We all feel this as workers in the local church. The big service ends and the next Sunday it feels as if the oxygen levels in the church building are below half of usual. It has a name, this after-event nemesis: The Easter Wall. You have just put on one of the biggest events of the year. Easter–as well as Christmas–draw our largest crowds of people. After we indulge in that huge after-Easter nap, celebrate our team’s best foot forward, and warm from the afterglow of good vibes the normal time of year confronts us like a cinderblock wall at 30 miles per hour. We all have to go through the emotional and physical limitations of putting on our version of Super Bowl each Spring. We don’t regret it, no matter how tired we feel or how deep extra expenditures softened our budgets. The resurrection of our Lord deserves to be celebrated with as much splendor as we can muster. As the Psalmist sings, “Make his praise glorious!” Now that we had a great time, let’s get through the rest of the year.

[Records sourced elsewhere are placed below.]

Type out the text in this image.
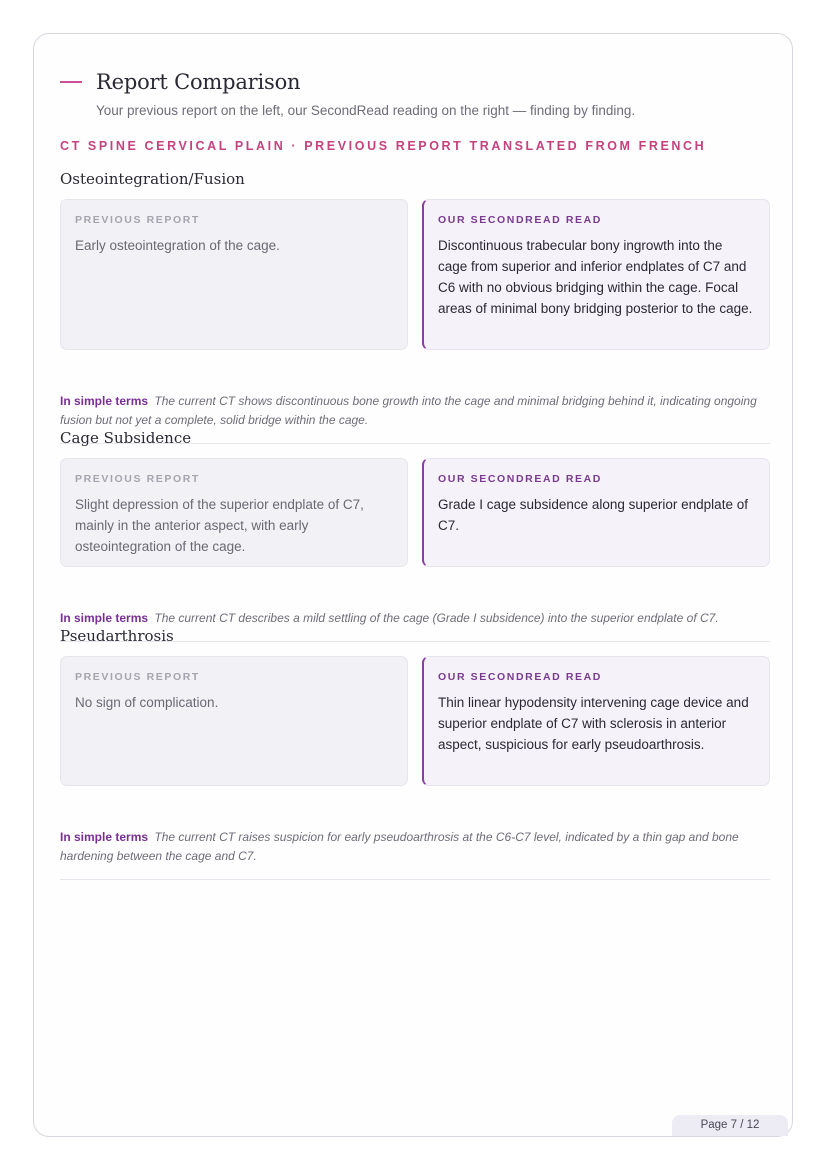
Report Comparison
Your previous report on the left, our SecondRead reading on the right — finding by finding.
CT SPINE CERVICAL PLAIN · PREVIOUS REPORT TRANSLATED FROM FRENCH
Osteointegration/Fusion
PREVIOUS REPORT
Early osteointegration of the cage.
OUR SECONDREAD READ
Discontinuous trabecular bony ingrowth into the cage from superior and inferior endplates of C7 and C6 with no obvious bridging within the cage. Focal areas of minimal bony bridging posterior to the cage.
In simple terms The current CT shows discontinuous bone growth into the cage and minimal bridging behind it, indicating ongoing fusion but not yet a complete, solid bridge within the cage.
Cage Subsidence
PREVIOUS REPORT
Slight depression of the superior endplate of C7, mainly in the anterior aspect, with early osteointegration of the cage.
OUR SECONDREAD READ
Grade I cage subsidence along superior endplate of C7.
In simple terms The current CT describes a mild settling of the cage (Grade I subsidence) into the superior endplate of C7.
Pseudarthrosis
PREVIOUS REPORT
No sign of complication.
OUR SECONDREAD READ
Thin linear hypodensity intervening cage device and superior endplate of C7 with sclerosis in anterior aspect, suspicious for early pseudoarthrosis.
In simple terms The current CT raises suspicion for early pseudoarthrosis at the C6-C7 level, indicated by a thin gap and bone hardening between the cage and C7.
Page 7 / 12
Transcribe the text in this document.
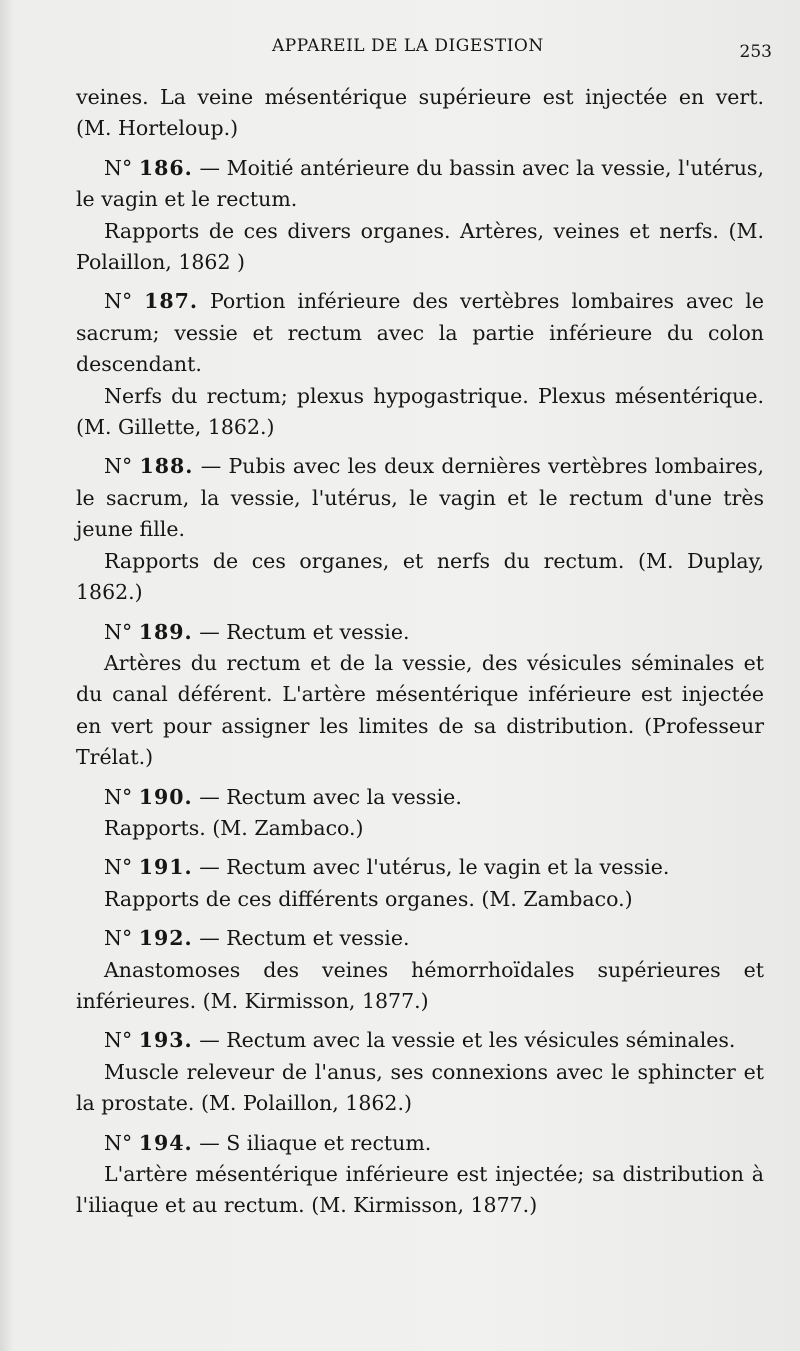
APPAREIL DE LA DIGESTION	253

veines. La veine mésentérique supérieure est injectée en vert. (M. Horteloup.)

N° 186. — Moitié antérieure du bassin avec la vessie, l'utérus, le vagin et le rectum.

Rapports de ces divers organes. Artères, veines et nerfs. (M. Polaillon, 1862 )

N° 187. Portion inférieure des vertèbres lombaires avec le sacrum; vessie et rectum avec la partie inférieure du colon descendant.

Nerfs du rectum; plexus hypogastrique. Plexus mésentérique. (M. Gillette, 1862.)

N° 188. — Pubis avec les deux dernières vertèbres lombaires, le sacrum, la vessie, l'utérus, le vagin et le rectum d'une très jeune fille.

Rapports de ces organes, et nerfs du rectum. (M. Duplay, 1862.)

N° 189. — Rectum et vessie.

Artères du rectum et de la vessie, des vésicules séminales et du canal déférent. L'artère mésentérique inférieure est injectée en vert pour assigner les limites de sa distribution. (Professeur Trélat.)

N° 190. — Rectum avec la vessie.

Rapports. (M. Zambaco.)

N° 191. — Rectum avec l'utérus, le vagin et la vessie.

Rapports de ces différents organes. (M. Zambaco.)

N° 192. — Rectum et vessie.

Anastomoses des veines hémorrhoïdales supérieures et inférieures. (M. Kirmisson, 1877.)

N° 193. — Rectum avec la vessie et les vésicules séminales.

Muscle releveur de l'anus, ses connexions avec le sphincter et la prostate. (M. Polaillon, 1862.)

N° 194. — S iliaque et rectum.

L'artère mésentérique inférieure est injectée; sa distribution à l'iliaque et au rectum. (M. Kirmisson, 1877.)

Easter Sunday, often called the Super Bowl of the church by many, happens but once a year. In other words, we put a lot of our eggs in the basket of Easter–more than we might be willing to admit at times. (Yes, forgive the intended pun.) Not too many years ago, I recalled one such game day. Easter Sunday services kicked off and ended with a booming playlist of radio pop music accompanied with beach balls, balloons, and fun. Of course, people were having a blast and the desired “feels” brought pats on the back and “attaboys” from church leaders for the service programming. What is wrong with feeling great, anyway? After all, people in our culture feel defeated and stressed by our lifestyle. Our emotions matter, too. We have to be willing to have empathy and even plan our worship around real people and where their lives are lived. Being in a bubble is a failure for a leader. The heart of the planning was to relate to such felt needs. This is what Jesus himself often did.